How US Muslims are different: Pew poll sheds light on global contrasts

A smaller share of Muslims in the US as compared with those worldwide say all their friends are Muslims, according to a new Pew poll. Survey questions about violence produce some variations.

Melanie Stetson Freeman/staff
A Muslim teenage girl wearing a head scarf draws in New York's Central Park last month. Muslims in the United States have views on religion that are different, in many ways, from the views of Muslims in other nations.

Muslims in the United States have views on religion that are different, in many ways, from the views of Muslims in other nations.

Consider some intriguing contrasts, contained in a poll released this week by the Pew Forum on Religion & Public Life:

• Some 48 percent of Muslims in America say most or all of their close friends are Muslim, compared with a 95 percent global median level, among 39 nations encompassed by the Pew Forum’s survey.

• Nearly two-thirds of US Muslims, 63 percent, say there is no inherent tension between being devout and living in a modern society.
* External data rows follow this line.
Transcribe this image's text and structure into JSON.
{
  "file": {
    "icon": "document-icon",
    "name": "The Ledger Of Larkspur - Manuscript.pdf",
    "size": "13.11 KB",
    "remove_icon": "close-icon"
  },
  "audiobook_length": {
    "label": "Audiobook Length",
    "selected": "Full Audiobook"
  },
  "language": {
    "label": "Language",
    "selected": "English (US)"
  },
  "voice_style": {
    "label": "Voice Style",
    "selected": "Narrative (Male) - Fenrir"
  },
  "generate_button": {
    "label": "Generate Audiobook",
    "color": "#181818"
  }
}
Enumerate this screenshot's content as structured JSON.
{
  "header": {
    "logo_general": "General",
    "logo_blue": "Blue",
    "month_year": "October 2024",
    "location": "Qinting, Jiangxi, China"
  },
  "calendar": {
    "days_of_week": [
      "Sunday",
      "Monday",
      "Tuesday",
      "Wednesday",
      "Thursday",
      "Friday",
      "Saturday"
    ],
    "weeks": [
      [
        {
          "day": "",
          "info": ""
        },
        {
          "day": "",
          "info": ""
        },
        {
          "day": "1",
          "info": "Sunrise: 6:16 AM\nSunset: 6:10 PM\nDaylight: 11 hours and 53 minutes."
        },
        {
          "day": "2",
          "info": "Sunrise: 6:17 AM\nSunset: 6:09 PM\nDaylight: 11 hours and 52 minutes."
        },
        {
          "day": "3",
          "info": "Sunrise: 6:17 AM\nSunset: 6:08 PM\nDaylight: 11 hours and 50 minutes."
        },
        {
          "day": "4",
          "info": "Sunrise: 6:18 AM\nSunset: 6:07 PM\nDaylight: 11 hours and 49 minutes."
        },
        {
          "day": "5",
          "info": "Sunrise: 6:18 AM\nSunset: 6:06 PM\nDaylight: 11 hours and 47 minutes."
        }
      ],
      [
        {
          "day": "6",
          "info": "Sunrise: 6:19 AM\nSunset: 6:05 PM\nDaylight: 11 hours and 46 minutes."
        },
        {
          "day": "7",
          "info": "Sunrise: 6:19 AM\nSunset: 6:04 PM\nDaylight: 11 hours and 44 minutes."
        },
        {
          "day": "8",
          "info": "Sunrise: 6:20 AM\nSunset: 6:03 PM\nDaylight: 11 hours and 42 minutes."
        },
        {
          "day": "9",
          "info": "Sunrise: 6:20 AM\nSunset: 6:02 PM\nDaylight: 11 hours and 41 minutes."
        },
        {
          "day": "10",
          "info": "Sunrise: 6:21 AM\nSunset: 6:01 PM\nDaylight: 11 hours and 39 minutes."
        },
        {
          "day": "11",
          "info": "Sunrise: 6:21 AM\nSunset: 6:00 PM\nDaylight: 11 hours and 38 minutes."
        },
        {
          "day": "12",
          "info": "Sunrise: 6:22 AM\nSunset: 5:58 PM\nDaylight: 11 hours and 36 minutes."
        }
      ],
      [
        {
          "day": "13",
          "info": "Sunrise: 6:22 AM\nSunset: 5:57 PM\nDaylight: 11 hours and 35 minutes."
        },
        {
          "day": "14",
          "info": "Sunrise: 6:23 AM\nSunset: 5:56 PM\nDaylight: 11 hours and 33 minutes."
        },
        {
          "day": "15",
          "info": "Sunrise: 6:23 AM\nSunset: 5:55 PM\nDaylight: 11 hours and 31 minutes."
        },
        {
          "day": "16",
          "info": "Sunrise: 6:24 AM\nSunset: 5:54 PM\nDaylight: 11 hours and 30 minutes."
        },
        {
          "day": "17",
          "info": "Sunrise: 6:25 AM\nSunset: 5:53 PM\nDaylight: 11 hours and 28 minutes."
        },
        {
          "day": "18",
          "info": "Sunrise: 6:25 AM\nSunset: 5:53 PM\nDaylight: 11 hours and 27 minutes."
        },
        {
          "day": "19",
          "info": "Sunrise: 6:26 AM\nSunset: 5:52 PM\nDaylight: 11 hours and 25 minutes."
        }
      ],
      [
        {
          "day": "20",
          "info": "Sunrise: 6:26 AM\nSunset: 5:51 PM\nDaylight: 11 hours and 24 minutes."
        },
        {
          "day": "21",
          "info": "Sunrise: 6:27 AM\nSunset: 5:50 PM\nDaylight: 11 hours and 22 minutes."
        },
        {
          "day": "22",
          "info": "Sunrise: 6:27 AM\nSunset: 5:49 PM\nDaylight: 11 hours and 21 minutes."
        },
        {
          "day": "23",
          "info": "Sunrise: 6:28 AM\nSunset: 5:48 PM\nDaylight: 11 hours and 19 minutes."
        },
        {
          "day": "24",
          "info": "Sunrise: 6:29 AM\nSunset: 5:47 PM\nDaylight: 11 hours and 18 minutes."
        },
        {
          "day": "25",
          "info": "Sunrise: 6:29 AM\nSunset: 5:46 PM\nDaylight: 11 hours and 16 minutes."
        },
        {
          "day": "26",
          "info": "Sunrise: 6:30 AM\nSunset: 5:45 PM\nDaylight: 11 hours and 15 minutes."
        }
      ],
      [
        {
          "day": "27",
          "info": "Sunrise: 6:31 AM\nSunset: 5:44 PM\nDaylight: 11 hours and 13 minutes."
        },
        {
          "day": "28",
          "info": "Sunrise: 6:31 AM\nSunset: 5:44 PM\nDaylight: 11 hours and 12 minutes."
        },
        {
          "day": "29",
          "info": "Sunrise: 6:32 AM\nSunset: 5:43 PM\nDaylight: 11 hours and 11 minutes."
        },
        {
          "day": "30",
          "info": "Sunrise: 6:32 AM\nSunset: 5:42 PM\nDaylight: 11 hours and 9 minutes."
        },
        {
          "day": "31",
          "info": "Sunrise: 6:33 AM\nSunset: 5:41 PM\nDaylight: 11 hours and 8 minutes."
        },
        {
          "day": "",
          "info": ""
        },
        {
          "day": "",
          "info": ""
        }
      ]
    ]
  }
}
A nearly identical proportion of American Christians, 64 percent, feel that way. But fewer Muslims around the world share that view (the median in the Pew survey was 54 percent) – even though the US is more “modern” in many ways than other nations in the survey, which span from Nigeria to Indonesia.

• 56 percent of US Muslims agree with the view that many religions can lead to heaven. That’s closer to the US average of 70 percent than it is to Islam globally, which had an 18 percent median in the Pew survey.

• On the question of whether attacks, such as suicide bombings, on civilians are ever justified in defense of Islam, Muslims in America are strongly on the less-violent end of the global spectrum. In the US, 81 percent of Muslims say such violence is never justified, a slightly higher share than the survey’s global median of 72 percent.

About 1 percent of US Muslims say violence is “often” justified, versus 3 percent globally. Although there is general disapproval of violence, a few nations such as Afghanistan and Egypt have much larger than average numbers – 39 percent and 29 percent, respectively – who view attacks against civilians as often or sometimes justified.

“There's something about US Muslims that is distinctive,” says James Bell, who helped direct the global polling effort that took five years and 38,000 interviews to complete.

That’s the case even though most Muslims in the US were born in other nations, the Pew researchers say.

“In their attitudes toward modern society and their relations with people of other faiths, U.S. Muslims sometimes more closely resemble other Americans than they do Muslims around the world,” the new report says.

The report on Muslim attitudes around the world comes as America is grappling with a tragic Boston Marathon bombings, which appear to have been motivated in part by the perpetrators’ affiliation with an ideology of violent jihad.

Tamerlan Tsarnaev, one of the two brothers suspected of setting the blasts, was quoted in 2010 as saying, “I don't have a single American friend. I don't understand them.” In captions to a photo essay about him as an aspiring boxer, he also worried out loud that "there are no values anymore" and that "people can't control themselves.”

Since the April 15 bomb attack, many Muslim Americans have spoken out to condemn the bombings, and many have also felt frustrated that such events can erase hard-won public trust.